Ce sentiment de continuité avec le quotidien semble accentué par le recours à la vidéo. C’est d’ailleurs d’autant plus intéressant que le joueur, au travers « d’un jeu dont il est le héros », va pouvoir accéder à un monde enrichi auquel il n’a habituellement pas accès. En effet, l’immersion virtuelle au plus proche de la réalité facilite l’accès à des situations parfois difficiles à simuler dans le réel, et qui peuvent se révéler être des expériences potentiellement génératrices de savoirs nouveaux.
En effet, la réflexion avant d’agir dans le jeu, la prise en compte de la personnalité des protagonistes et des messages textuels du game play (mécanique de jeu), mais aussi le visionnage des vidéos comportant des dialogues et des messages…en font un jeu basé sur des « interactions narratives » au détriment des « interactions sensori-motrices » plus souvent réservées aux jeux d’action. Cette forme de narration propulse le joueur dans un « monde enrichi » (Tisseron, 2012)5, auquel il n’a pas forcément accès dans sa réalité et au travers duquel il pourra mener une réflexion. Tisseron précise que ce monde enrichi n’est pas pour autant éloigné de la réalité et les jeux proposant des interactions narratives « stimulent de nombreuses capacités et constituent un puissant support à la vie sociale et imaginative » (Tisseron, 2012). Le psychanalyste Serge Tisseron ajoute encore que ce type de jeu « développe l’intelligence visuelle, met en scène toutes les formes d’angoisse en invitant le joueur à se projeter dans des comportements adultes de manière ludique, l’invite à anticiper des épreuves qu’il n’a pas vécues mais qu’il imagine comme possibles, et lui apprend à gérer les contacts sociaux et à explorer divers registres identitaires » (Tisseron, 2012, p.150).
L’enquête IFOP citée à l’article 2 de cette série (IFOP, 2009)6, met bien l’accent sur la représentation erronée des salariés qui ne connaissent pas de collègues handicapés. L’intérêt d’un serious game est de proposer à l’usager de vivre une expérience pour laquelle une simulation est difficile à reproduire ou à organiser dans la réalité. Dans ce cas, le jeu sérieux constitue une expérience formative de simulation par anticipation d’une situation potentielle.
Pour d’autres joueurs, au contraire, la simulation du réel permet de se confronter à une réalité déjà vécue mais qui pose question. Le serious game peut être dans ce cas un outil de questionnement introspectif rétroactif. Ce qui n’est pas sans lien avec l’idée développée par Elisa Rojas selon laquelle, si les personnes ayant déjà côtoyé des handicapés abordent généralement le handicap différemment de ceux qui en sont éloignés - car la relation peut s’en trouver simplifiée du fait qu’ils ne sont plus dans la peur ni la curiosité qu’ils ont dépassées - pour autant certains d’entre eux ont vraiment beaucoup de mal à aller au-delà et restent focalisés sur le seul handicap » (Rojas, 2009, p.73)7. Ainsi, « SecretCAM » propose au joueur une simulation d’une situation anticipée ou déjà vécue, qui pose question dans les deux cas.
En tout état de cause, le but est bien d’opérer une immersion dans une réalité simulée, au plus proche de la réalité grâce au recours à la vidéo, favorisant la réflexion sur son propre comportement. L’idée est bien de considérer que notre propre vie est une narration qui se construit au travers de différentes expériences sources d’apprentissage, y compris celles vécues avec les jeux sérieux.
Comme le disait Michaël Stora - psychologue et psychanalyste spécialiste des jeux vidéo à des fins thérapeutiques et co-fondateur de l’Observatoire des mondes numériques en sciences humaines - « un jeu vidéo c’est la rencontre entre l’histoire d’un joueur et l’histoire d’un jeu » (Stora, 2009)8.

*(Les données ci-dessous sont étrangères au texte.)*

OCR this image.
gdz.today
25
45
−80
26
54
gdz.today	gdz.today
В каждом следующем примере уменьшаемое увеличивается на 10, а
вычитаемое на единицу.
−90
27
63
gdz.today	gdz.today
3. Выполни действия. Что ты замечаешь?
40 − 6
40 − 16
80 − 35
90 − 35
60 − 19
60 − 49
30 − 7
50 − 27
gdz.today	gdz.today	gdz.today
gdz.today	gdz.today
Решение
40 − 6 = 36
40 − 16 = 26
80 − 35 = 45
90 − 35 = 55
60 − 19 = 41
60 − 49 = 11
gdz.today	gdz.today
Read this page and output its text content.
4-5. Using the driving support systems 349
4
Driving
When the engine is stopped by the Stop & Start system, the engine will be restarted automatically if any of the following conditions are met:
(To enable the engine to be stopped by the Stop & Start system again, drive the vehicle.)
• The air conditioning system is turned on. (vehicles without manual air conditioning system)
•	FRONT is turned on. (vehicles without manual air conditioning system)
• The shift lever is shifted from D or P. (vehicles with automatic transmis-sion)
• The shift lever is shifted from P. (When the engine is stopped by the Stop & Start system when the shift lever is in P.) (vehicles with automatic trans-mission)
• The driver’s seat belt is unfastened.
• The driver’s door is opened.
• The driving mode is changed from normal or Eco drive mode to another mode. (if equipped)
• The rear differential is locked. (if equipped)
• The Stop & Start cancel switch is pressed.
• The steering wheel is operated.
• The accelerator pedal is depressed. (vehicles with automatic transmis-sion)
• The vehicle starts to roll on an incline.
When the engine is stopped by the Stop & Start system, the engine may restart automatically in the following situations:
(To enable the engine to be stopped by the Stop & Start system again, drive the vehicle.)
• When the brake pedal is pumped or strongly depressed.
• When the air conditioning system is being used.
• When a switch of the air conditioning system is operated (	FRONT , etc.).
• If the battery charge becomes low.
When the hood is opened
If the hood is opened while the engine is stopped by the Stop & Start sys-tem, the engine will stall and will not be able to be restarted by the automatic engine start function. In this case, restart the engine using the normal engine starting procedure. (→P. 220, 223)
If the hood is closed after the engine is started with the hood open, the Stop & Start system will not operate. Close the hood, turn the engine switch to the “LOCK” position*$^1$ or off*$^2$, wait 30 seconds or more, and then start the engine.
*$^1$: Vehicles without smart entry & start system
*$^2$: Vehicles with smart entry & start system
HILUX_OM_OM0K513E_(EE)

Pour analyser la référence à la réalité authentique, regardons de plus près ce que nous disent les matériaux empiriques recueillis à ce sujet.
A la question « certaines scènes du jeu vous ont-elles fait penser à des situations liées au handicap que vous aviez vous-même vécues ? », 32,3% des 173 répondants répondent par l’affirmatif. Ce qui est un pourcentage intéressant pour un jeu de 40 minutes qui n’a pas la prétention d’être exhaustif sur la question des comportements humains face au handicap au travail. Mais, le plus intéressant est que 74,1% de ceux affirmant avoir vécu une situation similaire à celle proposée dans le jeu, répondent par l’affirmatif à la seconde question associée : « si oui, le jeu vous a-t-il fait réfléchir sur ces situations déjà vécues ? ».
La proposition immersive dans une situation authentique en vidéo faisant référence à la proximité avec une situation réelle semble bien fonctionner. Ce sentiment d’immersion dans une réalité simulée est d’ailleurs renforcé par l’identification à l’avatar, grâce à la vidéo en première personne.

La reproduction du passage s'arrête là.